Un aperçu des populations ayant fui la guerre au Soudan / Photo: Œil d’Afrique
Depuis le 15 avril 2023, Khartoum, la capitale du Soudan, est plongée dans un conflit dévastateur entre les Forces armées soudanaises dirigées par le général Abdel Fattah al-Burhan et les paramilitaires des Forces de soutien rapide, sous le commandement du général Mohamed Hamdan Dagalo, surnommé Hemedti. Selon les estimations de l’ONU, le nombre de morts pourrait atteindre 25 000, mais des sources indiquent que le bilan total des victimes civiles dans tout le pays pourrait dépasser les 150 000, en tenant compte des bombardements, des massacres, ainsi que des décès dus à la famine et aux maladies. La situation est si chaotique qu’il est difficile d’obtenir des statistiques fiables.
Les cimetières de Khartoum sont saturés, et des fosses communes ont été creusées pour faire face à l’afflux incessant de corps. Des hommes armés de pioches s’affairent à enterrer les victimes, comme Oussama, qui a perdu son voisin, un menuisier tué par un obus tombé sur son lit. « C’était un matin tragique. Au moins sept obus ont frappé notre quartier, blessant des enfants et des femmes. Mon voisin a été tué dans son sommeil, et nous avons dû ramasser son corps morceau par morceau », raconte-t-il, la voix chargée d’émotion.
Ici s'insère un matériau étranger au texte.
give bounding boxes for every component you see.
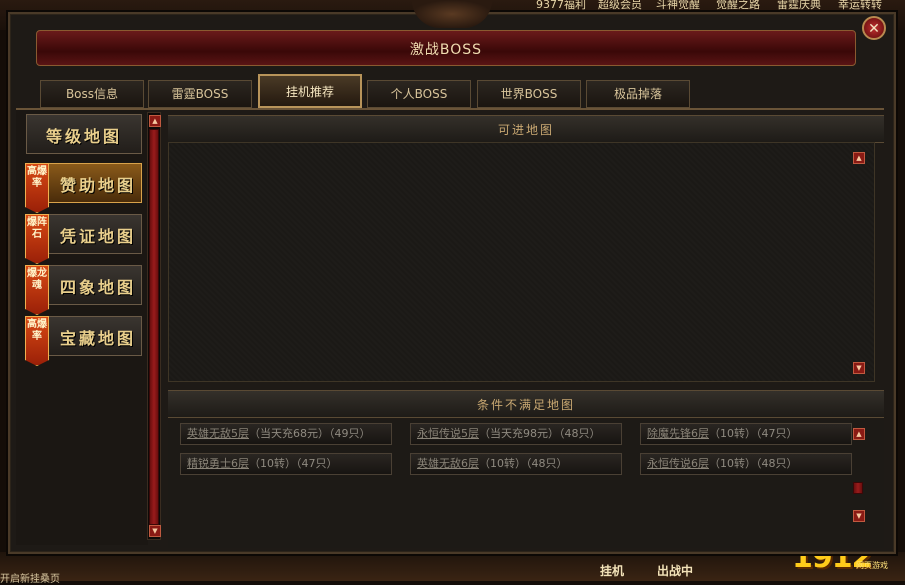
section-title: 可进地图	[497, 123, 554, 137]
sidebar-scrollbar[interactable]: ▲ ▼	[147, 112, 161, 540]
top-nav-vip[interactable]: 超级会员	[598, 0, 642, 12]
title-bar: 激战BOSS	[36, 30, 856, 66]
scroll-down-icon[interactable]: ▼	[149, 525, 161, 537]
close-icon[interactable]: ✕	[862, 16, 886, 40]
map-category-sidebar: 等级地图 高爆率 赞助地图 爆阵石 凭证地图 爆龙魂 四象地图 高爆率 宝藏地图	[16, 110, 148, 545]
scroll-down-icon[interactable]: ▼	[853, 362, 865, 374]
list-item[interactable]: 除魔先锋6层（10转）（47只）	[640, 423, 852, 445]
list-item[interactable]: 英雄无敌6层（10转）（48只）	[410, 453, 622, 475]
sidebar-item-four-symbols-map[interactable]: 爆龙魂 四象地图	[25, 265, 142, 315]
sidebar-item-label: 四象地图	[59, 278, 136, 297]
section-title: 条件不满足地图	[476, 398, 575, 412]
list-item[interactable]: 英雄无敌5层（当天充68元）（49只）	[180, 423, 392, 445]
tab-boss-info[interactable]: Boss信息	[40, 80, 144, 108]
top-nav-road[interactable]: 觉醒之路	[716, 0, 760, 12]
sidebar-item-treasure-map[interactable]: 高爆率 宝藏地图	[25, 316, 142, 366]
scroll-up-icon[interactable]: ▲	[853, 152, 865, 164]
tab-afk-recommend[interactable]: 挂机推荐	[258, 74, 362, 108]
sidebar-item-label: 等级地图	[45, 127, 122, 146]
accessible-maps-header: 可进地图	[168, 115, 884, 143]
scroll-thumb[interactable]	[853, 482, 863, 494]
accessible-maps-list	[168, 142, 875, 382]
sidebar-item-label: 赞助地图	[59, 176, 136, 195]
list-item[interactable]: 精锐勇士6层（10转）（47只）	[180, 453, 392, 475]
top-nav-lucky[interactable]: 幸运转转	[838, 0, 882, 12]
sidebar-item-voucher-map[interactable]: 爆阵石 凭证地图	[25, 214, 142, 264]
unmet-list-scrollbar[interactable]: ▲ ▼	[852, 426, 866, 526]
scroll-thumb[interactable]	[149, 129, 159, 525]
scroll-down-icon[interactable]: ▼	[853, 510, 865, 522]
hang-button[interactable]: 挂机	[600, 562, 624, 579]
battle-status[interactable]: 出战中	[657, 562, 693, 579]
tab-world-boss[interactable]: 世界BOSS	[477, 80, 581, 108]
map-list-scrollbar[interactable]: ▲ ▼	[852, 150, 866, 378]
tab-thunder-boss[interactable]: 雷霆BOSS	[148, 80, 252, 108]
brand-subtitle: 网页游戏	[856, 561, 888, 570]
scroll-up-icon[interactable]: ▲	[149, 115, 161, 127]
tab-personal-boss[interactable]: 个人BOSS	[367, 80, 471, 108]
top-nav-welfare[interactable]: 9377福利	[536, 0, 586, 12]
list-item[interactable]: 永恒传说5层（当天充98元）（48只）	[410, 423, 622, 445]
left-bottom-text: 开启新挂桑页	[0, 574, 60, 585]
sidebar-item-label: 宝藏地图	[59, 329, 136, 348]
sidebar-item-level-map[interactable]: 等级地图	[26, 114, 142, 154]
tab-rare-drops[interactable]: 极品掉落	[586, 80, 690, 108]
list-item[interactable]: 永恒传说6层（10转）（48只）	[640, 453, 852, 475]
window-title: 激战BOSS	[409, 42, 483, 58]
sidebar-item-sponsor-map[interactable]: 高爆率 赞助地图	[25, 163, 142, 213]
unmet-maps-header: 条件不满足地图	[168, 390, 884, 418]
bottom-game-strip	[0, 552, 905, 581]
sidebar-item-label: 凭证地图	[59, 227, 136, 246]
top-nav-awaken[interactable]: 斗神觉醒	[656, 0, 700, 12]
unmet-maps-list: 英雄无敌5层（当天充68元）（49只） 永恒传说5层（当天充98元）（48只） …	[168, 420, 884, 548]
scroll-up-icon[interactable]: ▲	[853, 428, 865, 440]
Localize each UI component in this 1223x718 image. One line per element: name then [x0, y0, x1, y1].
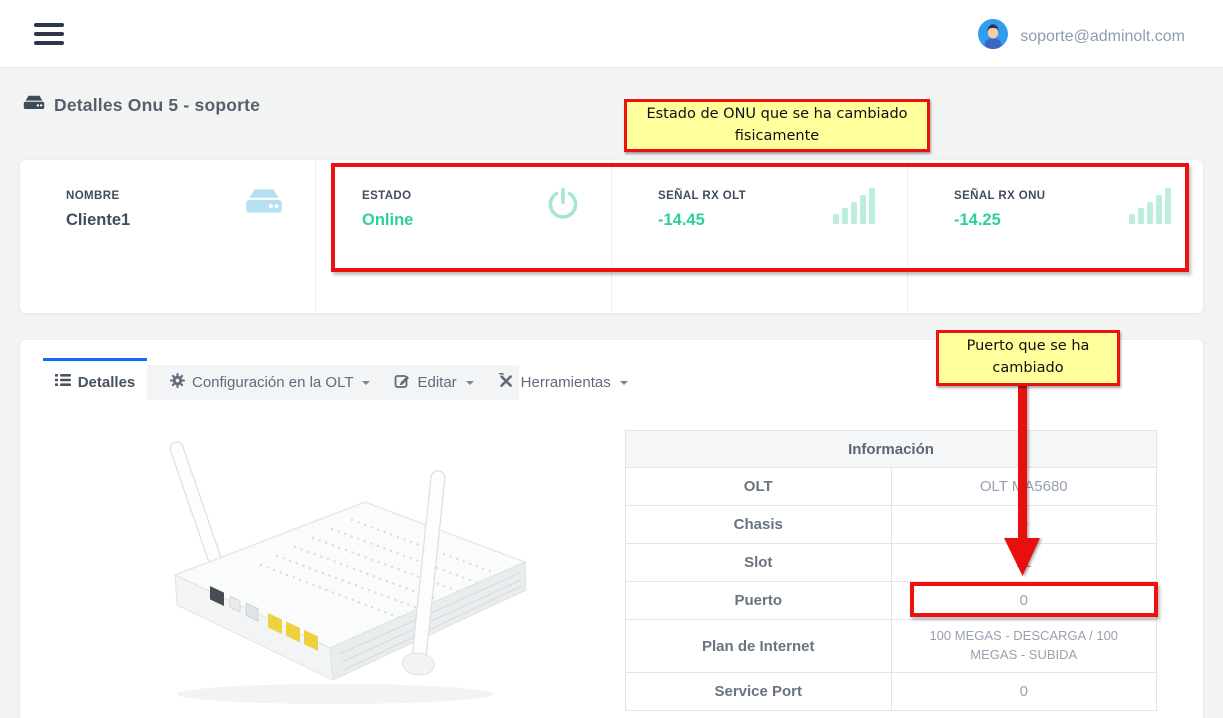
menu-toggle-icon[interactable] — [34, 23, 64, 45]
tab-strip: Configuración en la OLT Editar — [147, 365, 519, 400]
signal-bars-icon — [833, 186, 877, 229]
tab-detalles[interactable]: Detalles — [43, 358, 147, 403]
list-icon — [55, 373, 71, 391]
edit-icon — [394, 373, 410, 393]
gear-icon — [170, 373, 185, 392]
stat-senal-rx-olt: SEÑAL RX OLT -14.45 — [611, 160, 907, 313]
annotation-estado-note: Estado de ONU que se ha cambiado fisicam… — [624, 99, 930, 152]
tab-label: Detalles — [78, 374, 136, 391]
tab-label: Configuración en la OLT — [192, 374, 353, 391]
stat-senal-rx-onu: SEÑAL RX ONU -14.25 — [907, 160, 1203, 313]
informacion-table: Información OLT OLT MA5680 Chasis 0 Slot… — [625, 430, 1157, 711]
onu-details-card: Configuración en la OLT Editar — [20, 340, 1203, 718]
table-row: Service Port 0 — [626, 673, 1157, 711]
tab-configuracion-olt[interactable]: Configuración en la OLT — [161, 373, 379, 392]
user-email: soporte@adminolt.com — [1020, 28, 1185, 46]
table-row-puerto: Puerto 0 — [626, 582, 1157, 620]
table-header: Información — [626, 431, 1157, 468]
page-header: Detalles Onu 5 - soporte — [22, 94, 260, 117]
signal-bars-icon — [1129, 186, 1173, 229]
tab-editar[interactable]: Editar — [385, 373, 482, 393]
chevron-down-icon — [362, 381, 370, 385]
tab-label: Herramientas — [521, 374, 611, 391]
table-row: OLT OLT MA5680 — [626, 468, 1157, 506]
tab-herramientas[interactable]: Herramientas — [489, 373, 637, 393]
user-avatar — [978, 19, 1008, 54]
top-navbar: soporte@adminolt.com — [0, 0, 1223, 68]
stat-estado: ESTADO Online — [315, 160, 611, 313]
table-row: Slot 11 — [626, 544, 1157, 582]
table-row: Chasis 0 — [626, 506, 1157, 544]
onu-title-icon — [22, 94, 46, 117]
onu-product-image — [120, 410, 550, 718]
annotation-puerto-note: Puerto que se ha cambiado — [936, 330, 1120, 386]
onu-status-card: NOMBRE Cliente1 ESTADO Online — [20, 160, 1203, 313]
table-row: Plan de Internet 100 MEGAS - DESCARGA / … — [626, 620, 1157, 673]
page-title: Detalles Onu 5 - soporte — [54, 95, 260, 116]
user-menu[interactable]: soporte@adminolt.com — [978, 19, 1185, 54]
stat-nombre: NOMBRE Cliente1 — [20, 160, 315, 313]
tab-label: Editar — [417, 374, 456, 391]
onu-device-icon — [243, 186, 285, 223]
tab-bar: Configuración en la OLT Editar — [43, 358, 643, 403]
chevron-down-icon — [620, 381, 628, 385]
chevron-down-icon — [466, 381, 474, 385]
tools-icon — [498, 373, 514, 393]
power-icon — [545, 186, 581, 227]
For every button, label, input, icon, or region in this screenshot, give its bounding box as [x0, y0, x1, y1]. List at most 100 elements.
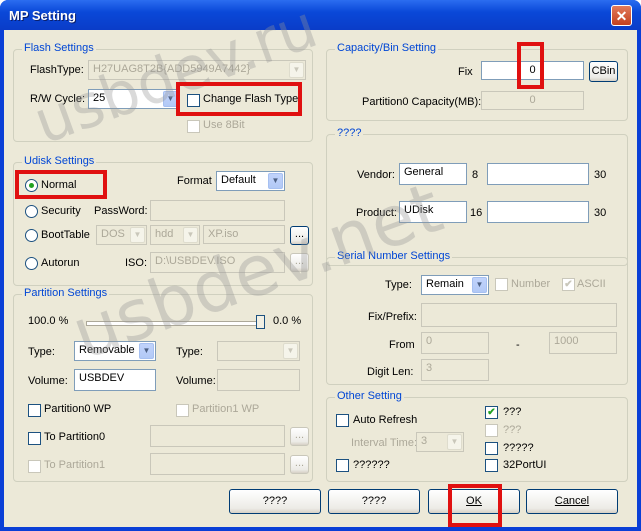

Les funérailles se succèdent à un rythme effréné. Abdeen Dirma, le doyen des fossoyeurs, témoigne de l’ampleur de la tragédie : « Nous n’avons plus de place dans le cimetière. Nous creusons maintenant sur des terrains vagues. Les jeunes qui jouaient au football ici voient désormais leur terrain couvert de tombes. Chaque jour, nous enterrons entre 15 et 30 personnes. Nous ne dormons plus, le jour comme la nuit. »
En raison des combats, de nombreux corps ne sont pas transportés à l’hôpital ou à la morgue. « Les morts sont enterrés là où ils tombent, souvent à la hâte, pour éviter la propagation de maladies », explique un habitant. Les rues, les maisons, tout est devenu un lieu de recueillement tragique, rempli de corps.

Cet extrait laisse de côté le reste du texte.